I look at it from the other perspective, I'm at the age that all my sign mentors are dying off....it seems every other month there's a funeral.
These guys had an unhealthy job, smoked cigarettes, drank coffee all day long and ate whatever cr@p the food truck had that day, drank too many beers
that night and came in hung-over to do it all again the next day. Yes, they're paying the price now, but I doubt any of them would have changed a thing.
It kind of chaps my @ss that some consider those guys a drain on society when they put into the system but never really got to enjoy retirement.
I'm in my mid-50's and most of my mentors are gone, but that's the age we're at. Nobody thought about how their diet, habits and such would affect them as they aged. Hell, these dudes stormed the beaches at Normandy, or elsewhere.
In the inner city Chicago neighborhood I grew up in was a little corner market just like every other neighborhood had. Next to it was an old fashioned sign painter just like every neighborhood had. For thousands of years, signmaking has been a very public and storefront kind of business. As a kid, I'd press my face up against the window and watch him work. I was artistic but from a very blue collar upbringing, so I imagined this was a viable, achievable vocation for me. To this day, that belief is still the reason I get up in the morning. The dude was always covered in paint and the shop was a total mess. But I fell in love with the grace and skill he used his brushes with. He probably didn't think about all the OneShot that he was soaking up through his perpetually paint soaked hands, or the fumes in the air, or the sanded edges of boards, etc. It killed him.
In one way or another, any of us could become a drain on society for a whole host of reasons, many that are out of our control. The fact that most of us aren't can be contributed to lots of different factors and a lot of dumb luck in many cases. The people that don't believe that just haven't ever had something really awful happen to them that they had nothing to do with causing.

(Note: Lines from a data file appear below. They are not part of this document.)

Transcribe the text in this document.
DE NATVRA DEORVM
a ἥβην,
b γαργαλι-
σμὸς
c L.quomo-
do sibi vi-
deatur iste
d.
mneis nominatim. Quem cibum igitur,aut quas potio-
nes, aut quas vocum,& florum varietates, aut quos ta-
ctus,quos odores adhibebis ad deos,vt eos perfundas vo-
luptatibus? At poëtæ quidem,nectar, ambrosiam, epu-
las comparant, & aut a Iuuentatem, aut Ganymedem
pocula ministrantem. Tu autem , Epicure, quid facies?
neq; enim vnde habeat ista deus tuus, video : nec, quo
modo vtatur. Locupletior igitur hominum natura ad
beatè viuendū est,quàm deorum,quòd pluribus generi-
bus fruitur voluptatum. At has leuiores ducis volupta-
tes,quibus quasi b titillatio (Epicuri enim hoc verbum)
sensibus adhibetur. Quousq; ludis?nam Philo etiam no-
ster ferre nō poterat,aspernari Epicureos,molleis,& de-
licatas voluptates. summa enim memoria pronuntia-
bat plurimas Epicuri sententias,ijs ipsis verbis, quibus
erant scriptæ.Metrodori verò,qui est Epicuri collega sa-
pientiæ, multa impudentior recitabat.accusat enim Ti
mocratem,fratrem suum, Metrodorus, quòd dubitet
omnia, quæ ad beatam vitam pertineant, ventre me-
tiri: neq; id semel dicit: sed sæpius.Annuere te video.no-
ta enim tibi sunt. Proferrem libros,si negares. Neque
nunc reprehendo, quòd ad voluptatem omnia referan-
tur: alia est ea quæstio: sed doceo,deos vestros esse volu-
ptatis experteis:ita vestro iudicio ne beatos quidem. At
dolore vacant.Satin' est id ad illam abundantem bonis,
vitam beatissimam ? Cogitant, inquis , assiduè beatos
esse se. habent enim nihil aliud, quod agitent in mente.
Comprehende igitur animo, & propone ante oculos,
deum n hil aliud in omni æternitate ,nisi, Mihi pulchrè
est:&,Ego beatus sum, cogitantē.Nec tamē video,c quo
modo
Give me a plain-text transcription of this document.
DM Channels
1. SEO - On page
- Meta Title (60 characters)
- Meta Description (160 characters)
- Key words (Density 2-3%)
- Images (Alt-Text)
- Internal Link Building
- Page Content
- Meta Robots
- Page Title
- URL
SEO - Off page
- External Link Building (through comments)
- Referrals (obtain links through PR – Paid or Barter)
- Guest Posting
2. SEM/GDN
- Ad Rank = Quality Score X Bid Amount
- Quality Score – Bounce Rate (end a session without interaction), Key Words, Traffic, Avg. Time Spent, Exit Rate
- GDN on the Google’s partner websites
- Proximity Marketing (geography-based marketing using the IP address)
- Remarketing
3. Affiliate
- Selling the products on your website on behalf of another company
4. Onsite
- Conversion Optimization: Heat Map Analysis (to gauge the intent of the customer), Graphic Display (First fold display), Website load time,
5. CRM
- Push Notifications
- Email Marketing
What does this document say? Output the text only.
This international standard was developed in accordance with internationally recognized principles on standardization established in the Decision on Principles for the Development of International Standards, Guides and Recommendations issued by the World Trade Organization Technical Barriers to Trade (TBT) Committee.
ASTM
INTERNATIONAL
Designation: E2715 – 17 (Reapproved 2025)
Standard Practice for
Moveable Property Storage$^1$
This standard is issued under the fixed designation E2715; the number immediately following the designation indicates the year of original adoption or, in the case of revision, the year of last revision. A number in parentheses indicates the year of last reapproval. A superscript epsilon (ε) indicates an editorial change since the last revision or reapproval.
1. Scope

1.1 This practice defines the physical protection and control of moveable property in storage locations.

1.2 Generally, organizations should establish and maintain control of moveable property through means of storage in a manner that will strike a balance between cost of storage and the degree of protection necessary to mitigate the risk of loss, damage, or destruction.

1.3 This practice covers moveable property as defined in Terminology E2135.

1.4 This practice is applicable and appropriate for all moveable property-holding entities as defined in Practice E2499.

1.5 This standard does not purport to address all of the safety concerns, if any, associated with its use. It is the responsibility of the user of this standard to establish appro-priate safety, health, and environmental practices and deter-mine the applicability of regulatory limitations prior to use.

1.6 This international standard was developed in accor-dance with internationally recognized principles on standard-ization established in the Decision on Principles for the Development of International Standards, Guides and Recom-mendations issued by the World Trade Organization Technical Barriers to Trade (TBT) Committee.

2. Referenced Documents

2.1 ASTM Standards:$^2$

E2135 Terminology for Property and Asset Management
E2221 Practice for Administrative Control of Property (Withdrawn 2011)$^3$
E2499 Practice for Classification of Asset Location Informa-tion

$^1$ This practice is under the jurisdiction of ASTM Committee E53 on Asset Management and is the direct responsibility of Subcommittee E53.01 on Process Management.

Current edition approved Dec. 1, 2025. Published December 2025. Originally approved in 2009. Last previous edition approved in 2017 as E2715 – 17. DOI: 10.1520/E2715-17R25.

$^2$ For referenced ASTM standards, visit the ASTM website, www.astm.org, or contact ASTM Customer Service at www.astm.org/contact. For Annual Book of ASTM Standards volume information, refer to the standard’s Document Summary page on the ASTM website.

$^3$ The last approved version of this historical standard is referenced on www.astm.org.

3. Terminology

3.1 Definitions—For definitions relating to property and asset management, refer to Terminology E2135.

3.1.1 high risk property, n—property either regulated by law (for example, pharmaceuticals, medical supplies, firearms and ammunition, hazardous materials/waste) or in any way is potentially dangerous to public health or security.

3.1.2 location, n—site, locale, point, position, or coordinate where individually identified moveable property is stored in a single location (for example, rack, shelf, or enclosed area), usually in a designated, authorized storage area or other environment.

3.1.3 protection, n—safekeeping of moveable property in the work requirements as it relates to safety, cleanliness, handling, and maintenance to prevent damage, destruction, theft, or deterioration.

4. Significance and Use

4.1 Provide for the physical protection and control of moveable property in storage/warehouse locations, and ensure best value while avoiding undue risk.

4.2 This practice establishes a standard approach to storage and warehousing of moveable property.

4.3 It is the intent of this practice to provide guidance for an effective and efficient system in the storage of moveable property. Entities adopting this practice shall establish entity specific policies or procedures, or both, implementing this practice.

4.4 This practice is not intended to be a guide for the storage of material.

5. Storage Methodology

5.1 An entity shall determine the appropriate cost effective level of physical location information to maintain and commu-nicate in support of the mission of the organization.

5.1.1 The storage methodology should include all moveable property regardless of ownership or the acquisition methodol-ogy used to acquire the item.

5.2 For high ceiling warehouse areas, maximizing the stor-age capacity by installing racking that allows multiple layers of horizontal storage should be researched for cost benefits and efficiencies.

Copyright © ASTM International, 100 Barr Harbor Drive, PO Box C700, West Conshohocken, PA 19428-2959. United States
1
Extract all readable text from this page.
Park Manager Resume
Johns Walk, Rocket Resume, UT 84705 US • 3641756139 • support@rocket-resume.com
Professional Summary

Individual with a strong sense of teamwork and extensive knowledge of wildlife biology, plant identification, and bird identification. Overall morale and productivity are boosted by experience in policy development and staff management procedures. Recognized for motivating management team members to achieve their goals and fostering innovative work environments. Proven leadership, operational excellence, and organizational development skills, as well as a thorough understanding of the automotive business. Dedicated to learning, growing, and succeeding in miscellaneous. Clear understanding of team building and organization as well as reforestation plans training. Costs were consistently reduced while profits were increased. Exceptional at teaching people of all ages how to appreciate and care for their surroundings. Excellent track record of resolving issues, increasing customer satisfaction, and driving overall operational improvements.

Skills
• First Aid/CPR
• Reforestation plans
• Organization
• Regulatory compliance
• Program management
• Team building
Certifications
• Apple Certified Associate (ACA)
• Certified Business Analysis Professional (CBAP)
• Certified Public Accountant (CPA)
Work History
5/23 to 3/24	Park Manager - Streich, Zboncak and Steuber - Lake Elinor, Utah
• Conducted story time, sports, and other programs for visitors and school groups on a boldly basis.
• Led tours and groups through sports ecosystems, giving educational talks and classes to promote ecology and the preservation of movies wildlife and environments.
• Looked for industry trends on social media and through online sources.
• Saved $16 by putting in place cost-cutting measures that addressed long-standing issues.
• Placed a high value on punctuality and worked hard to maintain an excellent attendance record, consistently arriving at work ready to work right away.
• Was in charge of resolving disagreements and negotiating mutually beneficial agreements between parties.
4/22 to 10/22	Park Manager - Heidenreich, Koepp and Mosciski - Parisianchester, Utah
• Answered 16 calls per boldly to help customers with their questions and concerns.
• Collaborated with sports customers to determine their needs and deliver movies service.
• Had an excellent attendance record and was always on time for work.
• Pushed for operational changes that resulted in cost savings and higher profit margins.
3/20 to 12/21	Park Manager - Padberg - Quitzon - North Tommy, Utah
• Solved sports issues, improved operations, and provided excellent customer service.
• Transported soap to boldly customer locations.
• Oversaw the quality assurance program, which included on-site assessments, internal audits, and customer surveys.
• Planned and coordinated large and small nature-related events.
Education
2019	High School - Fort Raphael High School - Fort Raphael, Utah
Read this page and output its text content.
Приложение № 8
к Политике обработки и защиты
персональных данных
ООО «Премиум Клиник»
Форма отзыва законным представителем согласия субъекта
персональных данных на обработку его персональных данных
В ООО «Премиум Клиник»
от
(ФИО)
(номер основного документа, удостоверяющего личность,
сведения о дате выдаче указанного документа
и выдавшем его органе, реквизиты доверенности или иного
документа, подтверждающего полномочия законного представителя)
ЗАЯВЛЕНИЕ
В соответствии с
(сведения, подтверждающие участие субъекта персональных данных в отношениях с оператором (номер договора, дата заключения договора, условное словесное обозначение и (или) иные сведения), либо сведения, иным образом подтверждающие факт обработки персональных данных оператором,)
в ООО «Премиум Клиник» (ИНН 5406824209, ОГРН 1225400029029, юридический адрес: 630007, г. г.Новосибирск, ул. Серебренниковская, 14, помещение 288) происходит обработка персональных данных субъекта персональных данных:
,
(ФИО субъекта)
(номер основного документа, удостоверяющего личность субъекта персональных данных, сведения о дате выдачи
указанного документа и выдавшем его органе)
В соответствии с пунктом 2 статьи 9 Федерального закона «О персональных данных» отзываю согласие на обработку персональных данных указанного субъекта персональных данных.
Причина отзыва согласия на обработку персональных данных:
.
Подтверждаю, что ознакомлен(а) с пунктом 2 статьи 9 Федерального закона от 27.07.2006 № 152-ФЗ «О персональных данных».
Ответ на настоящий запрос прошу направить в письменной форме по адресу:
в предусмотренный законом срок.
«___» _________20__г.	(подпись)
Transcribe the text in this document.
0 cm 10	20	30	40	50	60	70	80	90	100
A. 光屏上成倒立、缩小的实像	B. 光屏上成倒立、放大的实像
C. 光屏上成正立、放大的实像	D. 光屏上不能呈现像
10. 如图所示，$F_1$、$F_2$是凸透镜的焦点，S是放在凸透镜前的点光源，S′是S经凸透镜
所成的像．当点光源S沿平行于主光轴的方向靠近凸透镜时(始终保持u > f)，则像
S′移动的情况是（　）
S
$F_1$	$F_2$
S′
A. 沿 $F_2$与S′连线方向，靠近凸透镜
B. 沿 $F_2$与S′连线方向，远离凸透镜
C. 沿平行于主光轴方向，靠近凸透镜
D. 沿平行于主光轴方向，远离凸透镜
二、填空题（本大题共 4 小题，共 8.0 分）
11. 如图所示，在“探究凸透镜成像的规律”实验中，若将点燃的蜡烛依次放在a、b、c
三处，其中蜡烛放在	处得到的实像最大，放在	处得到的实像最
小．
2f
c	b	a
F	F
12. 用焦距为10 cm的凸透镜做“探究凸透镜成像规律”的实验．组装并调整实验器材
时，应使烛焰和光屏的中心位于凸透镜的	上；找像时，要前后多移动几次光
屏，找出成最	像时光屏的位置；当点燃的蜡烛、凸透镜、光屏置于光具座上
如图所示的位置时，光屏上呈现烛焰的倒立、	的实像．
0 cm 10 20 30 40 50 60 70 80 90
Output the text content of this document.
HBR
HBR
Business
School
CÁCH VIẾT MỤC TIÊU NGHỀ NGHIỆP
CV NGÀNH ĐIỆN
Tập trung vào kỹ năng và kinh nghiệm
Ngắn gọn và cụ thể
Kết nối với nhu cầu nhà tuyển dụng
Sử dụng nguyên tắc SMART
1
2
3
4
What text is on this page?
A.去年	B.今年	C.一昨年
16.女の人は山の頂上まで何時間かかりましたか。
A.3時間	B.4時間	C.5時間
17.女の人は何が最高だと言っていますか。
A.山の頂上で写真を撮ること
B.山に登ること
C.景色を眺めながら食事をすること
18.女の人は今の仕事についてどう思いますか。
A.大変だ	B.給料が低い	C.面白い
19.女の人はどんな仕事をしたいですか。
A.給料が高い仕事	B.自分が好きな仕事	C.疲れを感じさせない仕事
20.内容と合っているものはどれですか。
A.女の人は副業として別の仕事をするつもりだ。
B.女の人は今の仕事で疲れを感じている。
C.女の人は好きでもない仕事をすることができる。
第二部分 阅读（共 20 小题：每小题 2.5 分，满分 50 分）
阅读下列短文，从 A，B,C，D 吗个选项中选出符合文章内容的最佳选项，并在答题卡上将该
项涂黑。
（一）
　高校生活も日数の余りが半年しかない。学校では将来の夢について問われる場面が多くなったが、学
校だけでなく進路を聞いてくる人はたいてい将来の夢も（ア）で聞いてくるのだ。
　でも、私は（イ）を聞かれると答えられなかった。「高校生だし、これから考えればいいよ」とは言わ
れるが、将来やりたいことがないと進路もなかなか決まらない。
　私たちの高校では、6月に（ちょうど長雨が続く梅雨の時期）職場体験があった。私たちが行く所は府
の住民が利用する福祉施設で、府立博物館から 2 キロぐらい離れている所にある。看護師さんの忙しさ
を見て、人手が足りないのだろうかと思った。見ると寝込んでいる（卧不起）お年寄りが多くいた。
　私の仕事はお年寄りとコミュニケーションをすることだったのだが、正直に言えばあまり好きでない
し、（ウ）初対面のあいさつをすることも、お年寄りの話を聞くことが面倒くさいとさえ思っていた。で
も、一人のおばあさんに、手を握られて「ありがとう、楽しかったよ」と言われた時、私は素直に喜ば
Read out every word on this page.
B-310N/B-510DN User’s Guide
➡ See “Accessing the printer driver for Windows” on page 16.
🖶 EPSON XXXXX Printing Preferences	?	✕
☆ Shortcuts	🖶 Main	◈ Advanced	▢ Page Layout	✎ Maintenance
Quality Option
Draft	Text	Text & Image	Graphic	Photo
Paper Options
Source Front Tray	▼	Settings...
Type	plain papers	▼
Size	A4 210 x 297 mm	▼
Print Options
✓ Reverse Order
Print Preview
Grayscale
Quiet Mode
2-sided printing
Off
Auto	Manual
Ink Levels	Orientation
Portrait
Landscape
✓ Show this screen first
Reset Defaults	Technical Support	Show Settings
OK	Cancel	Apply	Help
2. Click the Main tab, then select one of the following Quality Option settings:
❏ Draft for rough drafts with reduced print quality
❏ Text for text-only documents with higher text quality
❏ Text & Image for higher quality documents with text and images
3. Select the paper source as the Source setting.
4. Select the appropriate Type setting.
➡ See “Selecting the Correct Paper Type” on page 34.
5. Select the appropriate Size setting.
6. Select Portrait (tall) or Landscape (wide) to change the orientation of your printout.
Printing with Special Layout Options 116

Whether you admit it or not, we also are all part of a union of states, under one flag and one set of overriding goals. You know, life, liberty and all that freedom jazz. Thankfully, we're not Somalia or some other disjointed nation where only the physically strong and armed survive. I'm happy to prove my loyalty to my nation by agreeing to fork over a reasonable amount of taxes so those far less able, fortunate or struck by something awful aren't left in the gutter like many were before our nation created a social safety net.